Victim locked in shed by burglars was targeted twice in just six weeks
'A man in his 50s was attacked and locked in a shed during an aggravated burglary at his farmhouse'
There are fears criminal gangs may once again be targeting homes along the country's motorway corridors after a man living on his own was targeted by burglars for the second time in six weeks yesterday.
A man in his 50s was attacked and locked in a shed during an aggravated burglary at his farmhouse in Co Offaly during the early hours of yesterday morning.
Four men forced their way into his home at Glasderry Beg, Brosna, near the Offaly-Tipperary border, at around 2am. He was assaulted by the men as they took him from his home and forced him into the shed.
He lives alone but managed to escape from the shed and make his way to a neighbour's house where the alarm was raised.
He was taken to hospital, where he was being treated for injuries which were described as non-life threatening.
During the attack the man suffered severe bruising and required stitches for cuts.
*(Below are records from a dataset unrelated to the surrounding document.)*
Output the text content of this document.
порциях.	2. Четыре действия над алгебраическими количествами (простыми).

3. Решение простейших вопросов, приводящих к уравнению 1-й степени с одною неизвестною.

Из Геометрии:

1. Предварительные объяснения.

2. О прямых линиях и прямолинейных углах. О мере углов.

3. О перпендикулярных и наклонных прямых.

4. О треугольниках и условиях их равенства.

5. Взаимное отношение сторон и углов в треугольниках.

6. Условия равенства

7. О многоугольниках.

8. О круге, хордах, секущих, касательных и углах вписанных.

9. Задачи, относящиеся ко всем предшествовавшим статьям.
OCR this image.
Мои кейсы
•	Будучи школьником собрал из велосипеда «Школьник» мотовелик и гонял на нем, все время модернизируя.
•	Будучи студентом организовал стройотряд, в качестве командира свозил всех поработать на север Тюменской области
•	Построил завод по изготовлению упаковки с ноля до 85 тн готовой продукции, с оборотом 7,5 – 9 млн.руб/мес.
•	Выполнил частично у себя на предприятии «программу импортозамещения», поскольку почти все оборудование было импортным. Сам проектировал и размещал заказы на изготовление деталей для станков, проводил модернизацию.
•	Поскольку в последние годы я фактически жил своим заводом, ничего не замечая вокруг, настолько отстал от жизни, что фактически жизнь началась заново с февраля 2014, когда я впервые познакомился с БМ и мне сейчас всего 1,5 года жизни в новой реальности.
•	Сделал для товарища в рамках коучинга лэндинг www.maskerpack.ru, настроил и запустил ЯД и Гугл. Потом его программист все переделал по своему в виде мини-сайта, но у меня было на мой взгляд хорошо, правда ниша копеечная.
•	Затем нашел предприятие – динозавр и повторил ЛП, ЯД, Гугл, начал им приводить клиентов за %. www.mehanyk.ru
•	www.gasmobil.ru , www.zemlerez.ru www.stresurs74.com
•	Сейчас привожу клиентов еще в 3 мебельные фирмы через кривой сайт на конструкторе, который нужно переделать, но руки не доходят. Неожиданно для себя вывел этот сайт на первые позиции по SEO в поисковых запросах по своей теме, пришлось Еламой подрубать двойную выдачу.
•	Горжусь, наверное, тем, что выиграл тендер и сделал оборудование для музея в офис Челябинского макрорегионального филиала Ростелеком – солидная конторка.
The suspects fled the scene with a small sum of cash.
No arrests have been made but gardai are investigating the incident. The scene was sealed off yesterday for an examination as gardai carried out local enquiries.
Local Fine Gael councillor John Clendennen said the area had been targeted by burglars in the past.
He called for more resources to be allocated to prevent crime in rural areas, including the installation of technology capable or reading the licence plates on cars entering the motorway network.
"There are situations where criminal gangs are using motorways to ransack rural Ireland and then get safely back to their havens afterwards," he said.
"We need collaboration between An Garda Siochana and local community groups and we need to see the resurrection of community gardai and their presence in towns and villages where they know everyone and they know what is going on."
Gardai have appealed for anyone with information to contact Birr Garda Station or the Garda Confidential Line on 1800 666 111.